Sat Mar 7 12:41:35 CET 2015

On Fri, Mar 6, 2015 at 12:40 AM, anatoly techtonik <techtonik at gmail.com> wrote:
> Hi,
>
> While looking at the code like:
>
>     'os': sysinfo['os'].decode('utf-8'),
>     'hostname': sysinfo['hostname'].decode('utf-8'),
>
> I can't really read if the result will be unicode or binary string in
> utf-8.

If it says "decode", the result is a Unicode string. If it says
"encode", the result is bytes. I'm not sure what is difficult here.

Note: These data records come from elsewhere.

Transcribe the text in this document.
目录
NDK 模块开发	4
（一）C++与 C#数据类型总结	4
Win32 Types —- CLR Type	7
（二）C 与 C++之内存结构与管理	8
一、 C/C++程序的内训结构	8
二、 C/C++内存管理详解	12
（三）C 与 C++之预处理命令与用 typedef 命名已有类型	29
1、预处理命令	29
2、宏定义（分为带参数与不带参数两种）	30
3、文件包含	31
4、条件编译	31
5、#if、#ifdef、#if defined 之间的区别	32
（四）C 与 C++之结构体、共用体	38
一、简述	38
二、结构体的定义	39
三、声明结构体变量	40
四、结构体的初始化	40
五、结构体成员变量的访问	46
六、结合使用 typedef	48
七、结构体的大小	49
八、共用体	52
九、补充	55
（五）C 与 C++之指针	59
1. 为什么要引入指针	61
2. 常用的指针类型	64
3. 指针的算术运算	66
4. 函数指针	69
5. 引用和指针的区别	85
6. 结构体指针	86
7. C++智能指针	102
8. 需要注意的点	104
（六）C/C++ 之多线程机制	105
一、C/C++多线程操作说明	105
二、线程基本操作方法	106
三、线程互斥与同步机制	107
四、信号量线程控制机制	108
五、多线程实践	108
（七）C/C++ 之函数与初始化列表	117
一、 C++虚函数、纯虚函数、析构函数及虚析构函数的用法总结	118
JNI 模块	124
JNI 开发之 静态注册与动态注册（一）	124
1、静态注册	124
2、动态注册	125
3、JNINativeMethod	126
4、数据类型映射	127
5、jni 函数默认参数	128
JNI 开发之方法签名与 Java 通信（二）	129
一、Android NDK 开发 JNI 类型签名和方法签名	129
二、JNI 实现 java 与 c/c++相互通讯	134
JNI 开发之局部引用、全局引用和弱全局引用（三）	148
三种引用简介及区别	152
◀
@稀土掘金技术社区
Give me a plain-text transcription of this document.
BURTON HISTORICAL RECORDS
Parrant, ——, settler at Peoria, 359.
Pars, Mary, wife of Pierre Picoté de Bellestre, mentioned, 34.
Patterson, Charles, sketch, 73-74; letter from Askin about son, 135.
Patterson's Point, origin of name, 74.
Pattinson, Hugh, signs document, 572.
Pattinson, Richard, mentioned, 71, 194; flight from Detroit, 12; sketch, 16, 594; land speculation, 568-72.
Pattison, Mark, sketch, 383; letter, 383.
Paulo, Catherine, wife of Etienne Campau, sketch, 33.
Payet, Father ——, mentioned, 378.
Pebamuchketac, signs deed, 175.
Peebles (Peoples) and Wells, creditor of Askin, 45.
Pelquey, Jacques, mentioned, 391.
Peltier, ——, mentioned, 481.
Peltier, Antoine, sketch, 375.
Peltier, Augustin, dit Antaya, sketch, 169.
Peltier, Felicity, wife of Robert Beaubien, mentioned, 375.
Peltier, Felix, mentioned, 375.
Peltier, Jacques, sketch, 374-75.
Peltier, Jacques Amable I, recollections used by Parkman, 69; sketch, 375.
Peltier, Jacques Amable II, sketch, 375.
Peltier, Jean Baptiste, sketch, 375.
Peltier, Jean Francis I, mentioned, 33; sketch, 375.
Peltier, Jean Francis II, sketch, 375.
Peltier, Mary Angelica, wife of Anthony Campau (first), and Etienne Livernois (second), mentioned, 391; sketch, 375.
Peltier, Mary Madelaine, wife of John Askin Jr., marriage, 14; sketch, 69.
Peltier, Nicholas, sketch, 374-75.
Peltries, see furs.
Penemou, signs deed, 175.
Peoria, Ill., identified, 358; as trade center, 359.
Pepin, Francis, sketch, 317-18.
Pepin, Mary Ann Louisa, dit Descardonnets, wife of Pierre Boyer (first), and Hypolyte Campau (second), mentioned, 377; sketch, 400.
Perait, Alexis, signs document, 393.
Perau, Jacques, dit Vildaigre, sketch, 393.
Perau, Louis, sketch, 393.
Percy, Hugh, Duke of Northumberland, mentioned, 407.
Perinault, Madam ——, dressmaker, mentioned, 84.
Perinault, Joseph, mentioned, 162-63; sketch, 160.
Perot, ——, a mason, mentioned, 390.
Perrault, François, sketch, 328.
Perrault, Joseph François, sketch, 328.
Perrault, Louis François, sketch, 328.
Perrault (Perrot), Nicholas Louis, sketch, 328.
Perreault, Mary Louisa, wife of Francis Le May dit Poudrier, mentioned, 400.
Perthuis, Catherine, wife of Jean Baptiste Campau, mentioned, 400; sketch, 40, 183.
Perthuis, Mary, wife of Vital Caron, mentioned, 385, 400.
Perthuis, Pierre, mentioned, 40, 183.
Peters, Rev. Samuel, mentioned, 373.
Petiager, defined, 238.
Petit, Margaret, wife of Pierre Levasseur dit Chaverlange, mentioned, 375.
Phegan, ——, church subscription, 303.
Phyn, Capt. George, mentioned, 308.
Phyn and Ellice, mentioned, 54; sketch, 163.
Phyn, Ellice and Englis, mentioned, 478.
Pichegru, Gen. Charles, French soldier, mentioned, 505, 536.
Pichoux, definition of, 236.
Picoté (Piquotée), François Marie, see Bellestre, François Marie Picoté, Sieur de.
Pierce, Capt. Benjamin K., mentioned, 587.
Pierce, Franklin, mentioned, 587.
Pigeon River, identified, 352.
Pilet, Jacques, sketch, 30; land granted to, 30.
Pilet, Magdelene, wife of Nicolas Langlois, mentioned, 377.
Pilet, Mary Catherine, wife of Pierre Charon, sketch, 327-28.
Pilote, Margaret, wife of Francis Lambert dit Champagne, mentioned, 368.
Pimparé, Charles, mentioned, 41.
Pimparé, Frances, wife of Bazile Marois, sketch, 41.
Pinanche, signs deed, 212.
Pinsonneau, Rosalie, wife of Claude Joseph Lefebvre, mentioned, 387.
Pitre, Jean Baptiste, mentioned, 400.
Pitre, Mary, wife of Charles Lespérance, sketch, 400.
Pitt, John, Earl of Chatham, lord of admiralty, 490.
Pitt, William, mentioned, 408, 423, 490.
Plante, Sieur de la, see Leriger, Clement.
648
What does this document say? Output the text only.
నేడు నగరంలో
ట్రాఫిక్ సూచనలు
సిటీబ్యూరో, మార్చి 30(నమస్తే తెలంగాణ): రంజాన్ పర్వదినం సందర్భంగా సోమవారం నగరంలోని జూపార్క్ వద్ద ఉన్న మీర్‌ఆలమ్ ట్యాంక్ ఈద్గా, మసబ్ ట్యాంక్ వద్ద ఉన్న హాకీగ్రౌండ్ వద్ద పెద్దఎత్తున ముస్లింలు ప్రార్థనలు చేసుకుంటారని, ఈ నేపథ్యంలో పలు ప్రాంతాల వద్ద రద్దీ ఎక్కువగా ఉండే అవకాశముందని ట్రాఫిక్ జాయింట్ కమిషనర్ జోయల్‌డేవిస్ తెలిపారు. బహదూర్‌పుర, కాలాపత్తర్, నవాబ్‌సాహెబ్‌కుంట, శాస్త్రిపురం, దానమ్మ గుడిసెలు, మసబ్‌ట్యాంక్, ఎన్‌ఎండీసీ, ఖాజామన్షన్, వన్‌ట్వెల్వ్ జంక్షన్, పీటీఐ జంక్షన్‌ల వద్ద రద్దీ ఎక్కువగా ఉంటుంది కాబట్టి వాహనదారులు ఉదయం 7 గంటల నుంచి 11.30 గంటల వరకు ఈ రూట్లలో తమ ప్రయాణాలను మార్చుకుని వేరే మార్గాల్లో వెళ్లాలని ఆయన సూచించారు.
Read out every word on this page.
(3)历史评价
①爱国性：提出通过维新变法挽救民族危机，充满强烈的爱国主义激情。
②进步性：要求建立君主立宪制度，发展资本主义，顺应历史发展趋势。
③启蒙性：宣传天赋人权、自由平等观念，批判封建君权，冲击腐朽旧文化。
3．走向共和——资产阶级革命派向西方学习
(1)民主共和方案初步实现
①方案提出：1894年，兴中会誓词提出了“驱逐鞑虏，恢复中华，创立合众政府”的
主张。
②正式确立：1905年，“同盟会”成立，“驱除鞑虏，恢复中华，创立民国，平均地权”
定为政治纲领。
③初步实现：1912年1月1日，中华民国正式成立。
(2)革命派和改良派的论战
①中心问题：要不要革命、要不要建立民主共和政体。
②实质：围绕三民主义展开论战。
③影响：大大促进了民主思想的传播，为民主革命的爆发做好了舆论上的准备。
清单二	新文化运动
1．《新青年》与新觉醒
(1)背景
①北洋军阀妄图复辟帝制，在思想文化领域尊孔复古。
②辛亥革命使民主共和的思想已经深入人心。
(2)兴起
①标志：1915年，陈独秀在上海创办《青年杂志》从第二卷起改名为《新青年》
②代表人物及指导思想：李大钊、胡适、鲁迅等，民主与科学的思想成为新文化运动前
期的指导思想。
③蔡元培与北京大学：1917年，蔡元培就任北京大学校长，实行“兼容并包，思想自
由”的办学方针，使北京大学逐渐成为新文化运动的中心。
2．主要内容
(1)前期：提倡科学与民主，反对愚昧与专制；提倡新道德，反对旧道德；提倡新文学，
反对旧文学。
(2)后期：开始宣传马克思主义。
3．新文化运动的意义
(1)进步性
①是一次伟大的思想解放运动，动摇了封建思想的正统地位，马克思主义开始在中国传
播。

> .encode/.decode are confusing, because it Python 2 it was:
>
>     str.encode(encoding) -> str
>     str.decode(encoding) -> str
>
> with no encoding info attached.

$ python
Python 2.7.3 (default, Mar 13 2014, 11:03:55)
[GCC 4.7.2] on linux2
Type "help", "copyright", "credits" or "license" for more information.
>>> "test".decode("utf-8")
u'test'
>>> u"test".encode("utf-8")
'test'

Looks to me like str.decode() -> unicode, and unicode.encode() -> str,
at least for UTF-8 and other encodings that apply to Unicode. Yes,
there are some oddities in Py2:

>>> "74657374".decode("hex")
'test'

in which str.decode returns a str, but AFAIK all of those are buried
away in Python 3:

>>> codecs.decode(b"74657374","hex")
b'test'

So where's the confusion?

ChrisA